/mastering-urlb

[ICML 2023] Pre-train world model-based agents with different unsupervised strategies, fine-tune the agent's components selectively, and use planning (Dyna-MPC) during fine-tuning.

Primary LanguagePythonMIT LicenseMIT

Mastering the Unsupervised Reinforcement Learning Benchmark from Pixels

PWC

[website] [paper]

This is the code for our ICML 2023 work. You can use it to pre-train world model-based agents with different unsupervised strategies, fine-tune the agent's components selectively, and use planning (Dyna-MPC) during fine-tuning. The repo also contains an extensively tested DreamerV2 implementation in PyTorch.

If you find the code useful, please refer to our work using:

@inproceedings{
        Rajeswar2023MasterURLB,
        title={Mastering the Unsupervised Reinforcement Learning Benchmark from Pixels},
        author={Sai Rajeswar and Pietro Mazzaglia and Tim Verbelen and Alexandre Piché and Bart Dhoedt and Aaron Courville and Alexandre Lacoste},
        booktitle={40th International Conference on Machine Learning},
        year={2023},
        url={https://arxiv.org/abs/2209.12016}
}

Requirements

The environment assumes you have access to a GPU that can run CUDA 10.2 and CUDNN 8. Then, the simplest way to install all required dependencies is to create an anaconda environment by running

conda env create -f conda_env.yml

After the instalation ends you can activate your environment with

conda activate urlb

Implemented Agents

Agent Command
DreamerV2 (supervised) agent=dreamer
ICM agent=icm_dreamer
Plan2Explore agent=plan2explore
RND agent=rnd_dreamer
LBS agent=lbs_dreamer
APT agent=apt_dreamer
DIAYN agent=diayn_dreamer
APS agent=aps_dreamer

Domains and tasks

We support the following domains and tasks.

Domain Tasks
walker stand, walk, run, flip
quadruped walk, run, stand, jump
jaco reach_top_left, reach_top_right, reach_bottom_left, reach_bottom_right

Instructions

Pre-training

To run pre-training use the dreamer_pretrain.py script

python dreamer_pretrain.py configs=dmc_pixels agent=icm_dreamer domain=walker seed=1

If you want to train a skill-based agent, e.g. DIAYN, just change the agent and run:

python dreamer_pretrain.py configs=dmc_pixels agent=diayn_dreamer domain=walker seed=1

This script will produce several agent snapshots after training for 100k, 500k, 1M, and 2M frames. The snapshots will be stored under the following directory:

./pretrained_models/<obs_type>/<domain>/<agent>/<seed>

For example:

./pretrained_models/pixels/walker/icm/

Fine-tuning

Once you have pre-trained your method, you can use the saved snapshots to initialize the Dreamer agent and fine-tune it on a downstream task. For example, let's say you have an agent pre-trained with ICM, you can fine-tune it on walker_run by running the following command:

python dreamer_finetune.py configs=dmc_pixels agent=icm_dreamer task=walker_run snapshot_ts=1000000 seed=1

This will load a snapshot stored in ./pretrained_models/pixels/walker/icm_dreamer/1/snapshot_1000000.pt, initialize Dreamer with it, and start training on walker_run using the extrinsic reward of the task.

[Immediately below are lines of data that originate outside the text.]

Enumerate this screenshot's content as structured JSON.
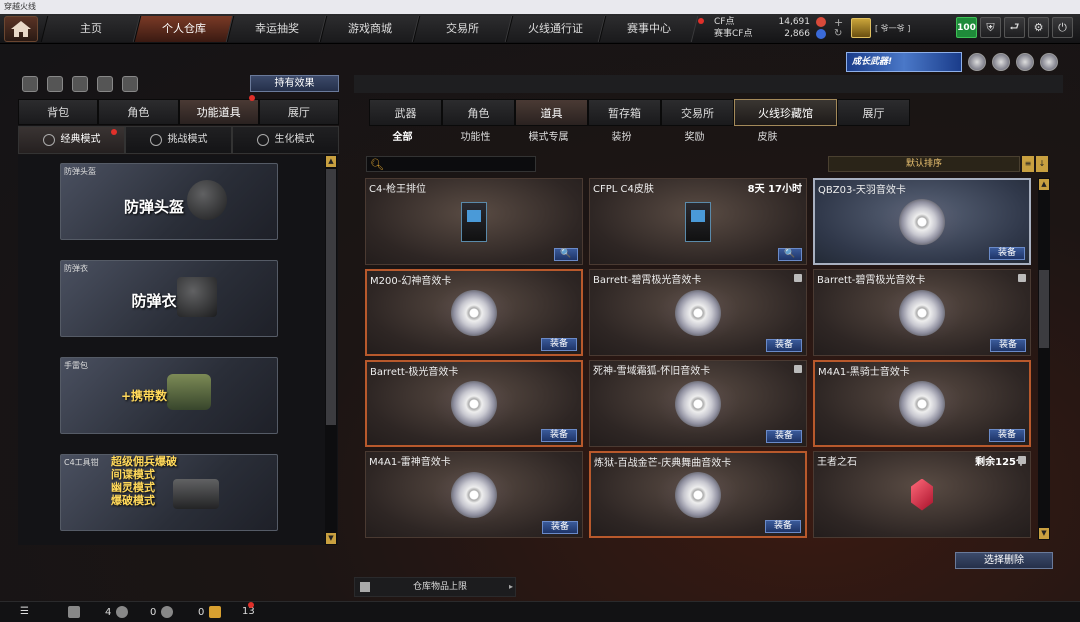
{
  "window": {
    "title": "穿越火线"
  },
  "nav": {
    "tabs": [
      "主页",
      "个人仓库",
      "幸运抽奖",
      "游戏商城",
      "交易所",
      "火线通行证",
      "赛事中心"
    ],
    "active_index": 1
  },
  "currency": {
    "cf_label": "CF点",
    "cf_value": "14,691",
    "event_label": "赛事CF点",
    "event_value": "2,866"
  },
  "rank": {
    "label": "[ 爷一爷 ]"
  },
  "level_badge": "100",
  "banner": {
    "text": "成长武器!"
  },
  "left": {
    "effect_button": "持有效果",
    "tabs": [
      "背包",
      "角色",
      "功能道具",
      "展厅"
    ],
    "active_tab_index": 2,
    "modes": [
      "经典模式",
      "挑战模式",
      "生化模式"
    ],
    "active_mode_index": 0,
    "cards": [
      {
        "name": "防弹头盔",
        "art": "防弹头盔"
      },
      {
        "name": "防弹衣",
        "art": "防弹衣"
      },
      {
        "name": "手雷包",
        "art": "+携带数"
      },
      {
        "name": "C4工具钳",
        "art_lines": [
          "超级佣兵爆破",
          "间谍模式",
          "幽灵模式",
          "爆破模式"
        ]
      }
    ]
  },
  "right": {
    "tabs": [
      "武器",
      "角色",
      "道具",
      "暂存箱",
      "交易所",
      "火线珍藏馆",
      "展厅"
    ],
    "active_tab_index": 2,
    "subtabs": [
      "全部",
      "功能性",
      "模式专属",
      "装扮",
      "奖励",
      "皮肤"
    ],
    "active_subtab_index": 0,
    "sort_label": "默认排序",
    "items": [
      {
        "name": "C4-枪王排位",
        "icon": "c4-icon",
        "button": "🔍"
      },
      {
        "name": "CFPL C4皮肤",
        "icon": "c4-icon",
        "badge": "8天 17小时",
        "button": "🔍"
      },
      {
        "name": "QBZ03-天羽音效卡",
        "icon": "disc-icon",
        "button": "装备",
        "style": "blue"
      },
      {
        "name": "M200-幻神音效卡",
        "icon": "disc-icon",
        "button": "装备",
        "style": "orange"
      },
      {
        "name": "Barrett-碧霄极光音效卡",
        "icon": "disc-icon",
        "button": "装备",
        "lock": true
      },
      {
        "name": "Barrett-碧霄极光音效卡",
        "icon": "disc-icon",
        "button": "装备",
        "lock": true
      },
      {
        "name": "Barrett-极光音效卡",
        "icon": "disc-icon",
        "button": "装备",
        "style": "orange"
      },
      {
        "name": "死神-雪域霜狐-怀旧音效卡",
        "icon": "disc-icon",
        "button": "装备",
        "lock": true
      },
      {
        "name": "M4A1-黑骑士音效卡",
        "icon": "disc-icon",
        "button": "装备",
        "style": "orange"
      },
      {
        "name": "M4A1-雷神音效卡",
        "icon": "disc-icon",
        "button": "装备"
      },
      {
        "name": "炼狱-百战金芒-庆典舞曲音效卡",
        "icon": "disc-icon",
        "button": "装备",
        "style": "orange"
      },
      {
        "name": "王者之石",
        "icon": "gem-icon",
        "badge": "剩余125个",
        "lock": true
      }
    ],
    "delete_button": "选择删除",
    "capacity_label": "仓库物品上限"
  },
  "status": {
    "count1": "4",
    "count2": "0",
    "count3": "0",
    "count4": "13"
  }
}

You can ablate components by setting: init_critic=True/False and init_actor=True/False.

You can use Dyna-MPC by setting: mpc=True.

Monitoring

Console

The console output is also available in a form:

| train | F: 6000 | S: 3000 | E: 6 | L: 1000 | R: 5.5177 | FPS: 96.7586 | T: 0:00:42

a training entry decodes as

F  : total number of environment frames
S  : total number of agent steps
E  : total number of episodes
R  : episode return
FPS: training throughput (frames per second)
T  : total training time

Tensorboard

Logs are stored in the exp_local folder. To launch tensorboard run:

tensorboard --logdir exp_local

Weights and Bias (wandb)

You can also use Weights and Bias, by launching the experiments with use_wandb=True.

Notes and acknowledgements

The codebase was adapted from URLB. The Dreamer implementation follows the original Tensorflow DreamerV2 codebase. This re-implementation has been carefully tested to obtain consistent results with the original ones on the DeepMind Control Suite, as reported in this paper.